CHENNAI: In the heart of the city, amidst the bustling streets and the chaotic rhythm of the weekend, a red carpet of serenity and musical artistry unfolded at MS Subbulakshmi Auditorium in the Asian College of Journalism on Sunday. The event of Carnatic extravaganza was knitted together by Sruti Magazine and MadRasna to celebrate the former’s four decades of excellence.
The audience members, jittery with anticipation and wonder, settled into their seats, awaiting a musical odyssey. The concert EN3MBLE was headlined by the three vocalists G Ravikiran, Rithvik Raja, and Vignesh Ishwar, with HN Bhaskar on violin, Praveen Sparsh on mridangam, N Guruprasad on ghatam, and V Anirudh Athreya on kanjira.
Maestros takes center stage
The artists were gracefully seated on the stage, set to tune their instruments, thrumming with a dedication to the centuries-old art form. The ensemble began with the musicians indulging in their first rendition, praising the Lord Kamakshi, in raga Bhairavi, set to the Mishra Chapu Tala and composed by Shyama Shastri.
The event focused on accentuating the concept of voice and its seamless interplay with the melodic sounds of instruments. “The entire idea was to see what roles a voice can play other than standing out right in the centre and leading the orchestra,” says Ritvik, a luminary in the world of Indian classical music. The team had worked tirelessly for the last two months on ideas for bringing about a change in how a voice is considered to be at the forefront, leading the instruments to follow it, adds Ravikiran, fellow vocalist.
The enchanting melody of the stringed veena, the resonating beats of the mridangam, and the hauntingly beautiful tunes of the ghatam and kanjira converged in harmony at the concert. “In the context of an innate hierarchy where the voice holds a prominent position, we endeavoured to explore how it harmonises with the other instruments in a carnatic music ensemble,” explains Vignesh, a prominent vocalist for the performance.
With astonishing dexterity, the artists’ hands moved, evoking heartwarming notes that struck a chord within the audience and weaving a mesmerising atmosphere. The bewitching interplay of the ghatam by N Guruprasad and the mridangam by Praveen Sparsh was a joy to behold, epitomising the very essence of Carnatic music — a flawless fusion of beats and rhythm.
Violinist Bhaskar breathed life into the music with his instrument, infusing it with emotion.
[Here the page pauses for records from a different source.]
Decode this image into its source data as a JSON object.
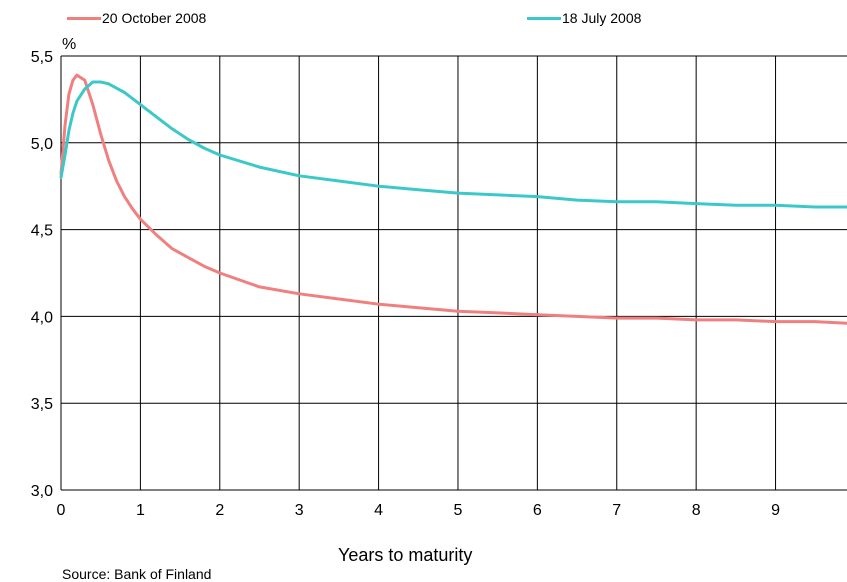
{
  "chart_data": {
    "type": "line",
    "title": "",
    "ylabel": "%",
    "xlabel": "Years to maturity",
    "source": "Source: Bank of Finland",
    "xlim": [
      0,
      9.9
    ],
    "ylim": [
      3.0,
      5.5
    ],
    "x_ticks": [
      "0",
      "1",
      "2",
      "3",
      "4",
      "5",
      "6",
      "7",
      "8",
      "9"
    ],
    "y_ticks": [
      "3,0",
      "3,5",
      "4,0",
      "4,5",
      "5,0",
      "5,5"
    ],
    "grid": true,
    "legend_position": "top",
    "series": [
      {
        "name": "20 October 2008",
        "color": "#f08080",
        "x": [
          0,
          0.05,
          0.1,
          0.15,
          0.2,
          0.3,
          0.4,
          0.5,
          0.6,
          0.7,
          0.8,
          0.9,
          1.0,
          1.2,
          1.4,
          1.6,
          1.8,
          2.0,
          2.5,
          3.0,
          3.5,
          4.0,
          4.5,
          5.0,
          5.5,
          6.0,
          6.5,
          7.0,
          7.5,
          8.0,
          8.5,
          9.0,
          9.5,
          9.9
        ],
        "values": [
          4.82,
          5.1,
          5.28,
          5.36,
          5.39,
          5.36,
          5.22,
          5.05,
          4.9,
          4.78,
          4.69,
          4.62,
          4.56,
          4.47,
          4.39,
          4.34,
          4.29,
          4.25,
          4.17,
          4.13,
          4.1,
          4.07,
          4.05,
          4.03,
          4.02,
          4.01,
          4.0,
          3.99,
          3.99,
          3.98,
          3.98,
          3.97,
          3.97,
          3.96
        ]
      },
      {
        "name": "18 July 2008",
        "color": "#3cc8c8",
        "x": [
          0,
          0.05,
          0.1,
          0.15,
          0.2,
          0.3,
          0.4,
          0.5,
          0.6,
          0.8,
          1.0,
          1.2,
          1.4,
          1.6,
          1.8,
          2.0,
          2.5,
          3.0,
          3.5,
          4.0,
          4.5,
          5.0,
          5.5,
          6.0,
          6.5,
          7.0,
          7.5,
          8.0,
          8.5,
          9.0,
          9.5,
          9.9
        ],
        "values": [
          4.8,
          4.93,
          5.07,
          5.17,
          5.24,
          5.31,
          5.35,
          5.35,
          5.34,
          5.29,
          5.22,
          5.15,
          5.08,
          5.02,
          4.97,
          4.93,
          4.86,
          4.81,
          4.78,
          4.75,
          4.73,
          4.71,
          4.7,
          4.69,
          4.67,
          4.66,
          4.66,
          4.65,
          4.64,
          4.64,
          4.63,
          4.63
        ]
      }
    ]
  }
}
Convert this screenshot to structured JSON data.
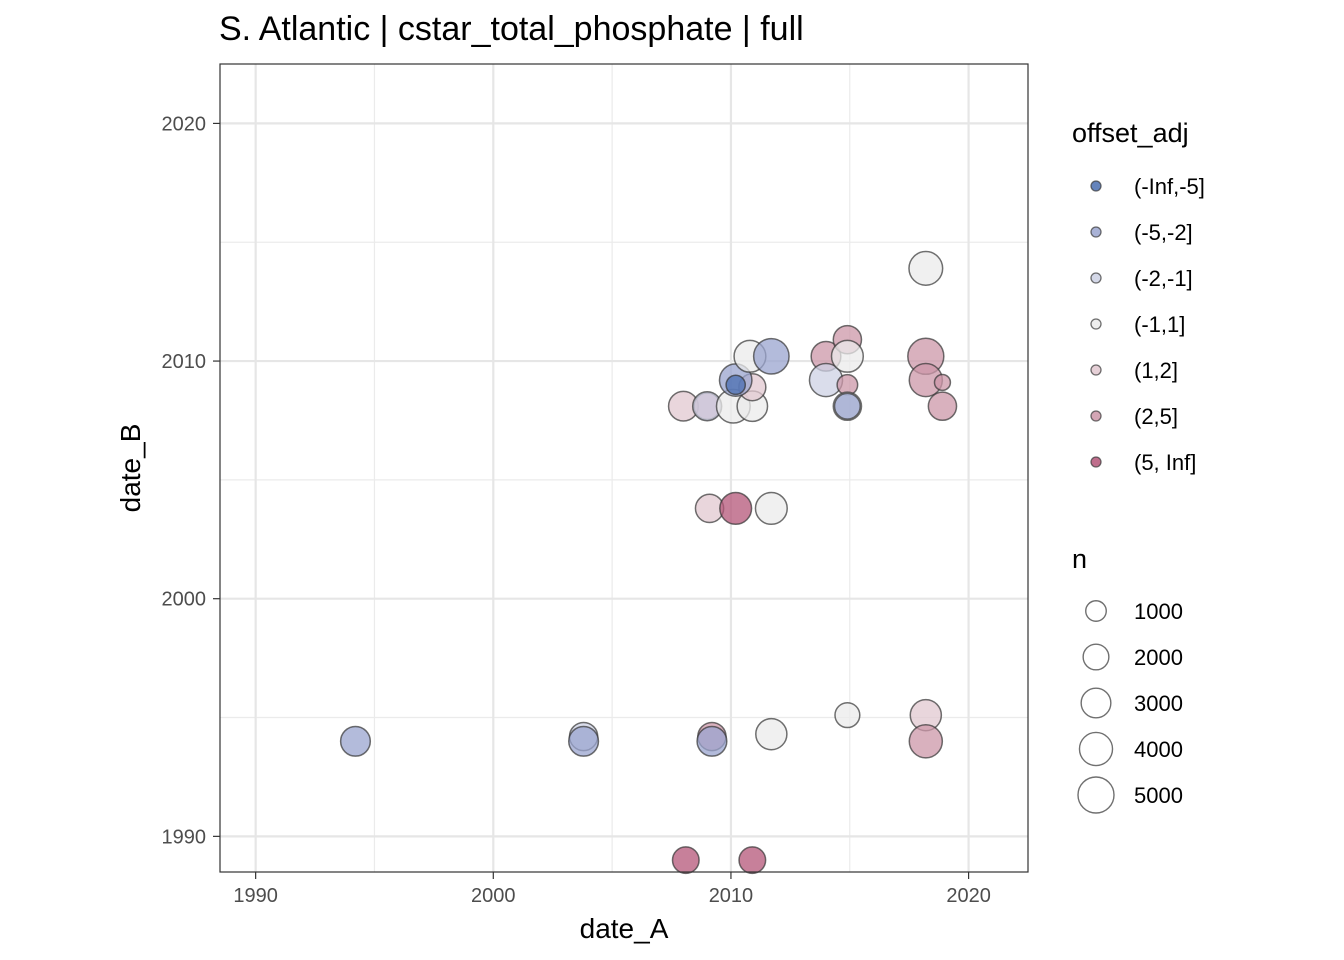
{
  "chart_data": {
    "type": "scatter",
    "title": "S. Atlantic | cstar_total_phosphate | full",
    "xlabel": "date_A",
    "ylabel": "date_B",
    "xlim": [
      1988.5,
      2022.5
    ],
    "ylim": [
      1988.5,
      2022.5
    ],
    "x_ticks": [
      "1990",
      "2000",
      "2010",
      "2020"
    ],
    "y_ticks": [
      "1990",
      "2000",
      "2010",
      "2020"
    ],
    "grid": true,
    "legend_color": {
      "title": "offset_adj",
      "placement": "right",
      "entries": [
        {
          "label": "(-Inf,-5]",
          "color": "#4a6eb0"
        },
        {
          "label": "(-5,-2]",
          "color": "#9aa4cf"
        },
        {
          "label": "(-2,-1]",
          "color": "#cdd1e4"
        },
        {
          "label": "(-1,1]",
          "color": "#ebebeb"
        },
        {
          "label": "(1,2]",
          "color": "#e2c8d0"
        },
        {
          "label": "(2,5]",
          "color": "#cc97a8"
        },
        {
          "label": "(5, Inf]",
          "color": "#b45578"
        }
      ]
    },
    "legend_size": {
      "title": "n",
      "placement": "right",
      "entries": [
        {
          "label": "1000",
          "value": 1000
        },
        {
          "label": "2000",
          "value": 2000
        },
        {
          "label": "3000",
          "value": 3000
        },
        {
          "label": "4000",
          "value": 4000
        },
        {
          "label": "5000",
          "value": 5000
        }
      ]
    },
    "points": [
      {
        "x": 1994.2,
        "y": 1994.0,
        "n": 3000,
        "group": "(-5,-2]"
      },
      {
        "x": 2003.8,
        "y": 1994.2,
        "n": 2600,
        "group": "(-2,-1]"
      },
      {
        "x": 2003.8,
        "y": 1994.0,
        "n": 3000,
        "group": "(-5,-2]"
      },
      {
        "x": 2008.1,
        "y": 1989.0,
        "n": 2200,
        "group": "(5, Inf]"
      },
      {
        "x": 2010.9,
        "y": 1989.0,
        "n": 2200,
        "group": "(5, Inf]"
      },
      {
        "x": 2009.2,
        "y": 1994.2,
        "n": 2600,
        "group": "(2,5]"
      },
      {
        "x": 2009.2,
        "y": 1994.0,
        "n": 3000,
        "group": "(-5,-2]"
      },
      {
        "x": 2011.7,
        "y": 1994.3,
        "n": 3400,
        "group": "(-1,1]"
      },
      {
        "x": 2014.9,
        "y": 1995.1,
        "n": 1800,
        "group": "(-1,1]"
      },
      {
        "x": 2018.2,
        "y": 1995.1,
        "n": 3400,
        "group": "(1,2]"
      },
      {
        "x": 2018.2,
        "y": 1994.0,
        "n": 4000,
        "group": "(2,5]"
      },
      {
        "x": 2009.1,
        "y": 2003.8,
        "n": 2600,
        "group": "(1,2]"
      },
      {
        "x": 2010.2,
        "y": 2003.8,
        "n": 3600,
        "group": "(5, Inf]"
      },
      {
        "x": 2011.7,
        "y": 2003.8,
        "n": 3600,
        "group": "(-1,1]"
      },
      {
        "x": 2008.0,
        "y": 2008.1,
        "n": 3000,
        "group": "(1,2]"
      },
      {
        "x": 2009.0,
        "y": 2008.1,
        "n": 2200,
        "group": "(2,5]"
      },
      {
        "x": 2009.0,
        "y": 2008.1,
        "n": 2800,
        "group": "(-2,-1]"
      },
      {
        "x": 2010.1,
        "y": 2008.1,
        "n": 4200,
        "group": "(-1,1]"
      },
      {
        "x": 2010.9,
        "y": 2008.1,
        "n": 3200,
        "group": "(-1,1]"
      },
      {
        "x": 2010.9,
        "y": 2008.9,
        "n": 2300,
        "group": "(1,2]"
      },
      {
        "x": 2010.2,
        "y": 2009.2,
        "n": 3800,
        "group": "(-5,-2]"
      },
      {
        "x": 2010.2,
        "y": 2009.0,
        "n": 800,
        "group": "(-Inf,-5]"
      },
      {
        "x": 2010.8,
        "y": 2010.2,
        "n": 3600,
        "group": "(-1,1]"
      },
      {
        "x": 2011.7,
        "y": 2010.2,
        "n": 4800,
        "group": "(-5,-2]"
      },
      {
        "x": 2014.0,
        "y": 2010.2,
        "n": 3000,
        "group": "(2,5]"
      },
      {
        "x": 2014.0,
        "y": 2009.2,
        "n": 4000,
        "group": "(-2,-1]"
      },
      {
        "x": 2014.9,
        "y": 2010.9,
        "n": 2600,
        "group": "(2,5]"
      },
      {
        "x": 2014.9,
        "y": 2010.2,
        "n": 3600,
        "group": "(-1,1]"
      },
      {
        "x": 2014.9,
        "y": 2009.0,
        "n": 1000,
        "group": "(2,5]"
      },
      {
        "x": 2014.9,
        "y": 2008.1,
        "n": 2600,
        "group": "(-1,1]"
      },
      {
        "x": 2014.9,
        "y": 2008.1,
        "n": 2000,
        "group": "(-5,-2]"
      },
      {
        "x": 2018.2,
        "y": 2013.9,
        "n": 4200,
        "group": "(-1,1]"
      },
      {
        "x": 2018.2,
        "y": 2010.2,
        "n": 5000,
        "group": "(2,5]"
      },
      {
        "x": 2018.2,
        "y": 2009.2,
        "n": 4000,
        "group": "(2,5]"
      },
      {
        "x": 2018.9,
        "y": 2009.1,
        "n": 400,
        "group": "(2,5]"
      },
      {
        "x": 2018.9,
        "y": 2008.1,
        "n": 2600,
        "group": "(2,5]"
      }
    ]
  }
}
His performance weaved a spellbinding tale within the musical narrative. The synergy between the violin, mridangam, and kanjira played by the renowned artist V Anirudh Athreya for compositions like Sagara Sayana Vibho, Kambhoji, and 4-raga Pallavi was nothing short of magical, leaving the audience utterly spellbound. With each of these pieces adding their own charm to the evening along with the interplay of vocal notes, the event was one to be written into the history books.
As the evening approached, and Nenjukku Needhiyum was performed with its notes skyrocketing, the audience was aware that it was time to return from the realm of swarams and talams to the world of realities. As the musicians took their final bow, the auditorium resounded with ear-splitting applause, and a standing ovation paid tribute to their artistry.
“Being a part of such a divine musical ensemble was truly exhilarating. Despite my lack of knowledge about Carnatic music, I consider it a true blessing to have been here today. The experiment with the voice has been a resounding success, and I hope that more artists will undertake such initiatives to present beautiful renditions for music enthusiasts like me to deeply immerse in,” says Keerthana, a music aficionado from the city. Stepping out, each individual carried a heart brimming with reverence for the timeless beauty of Carnatic music.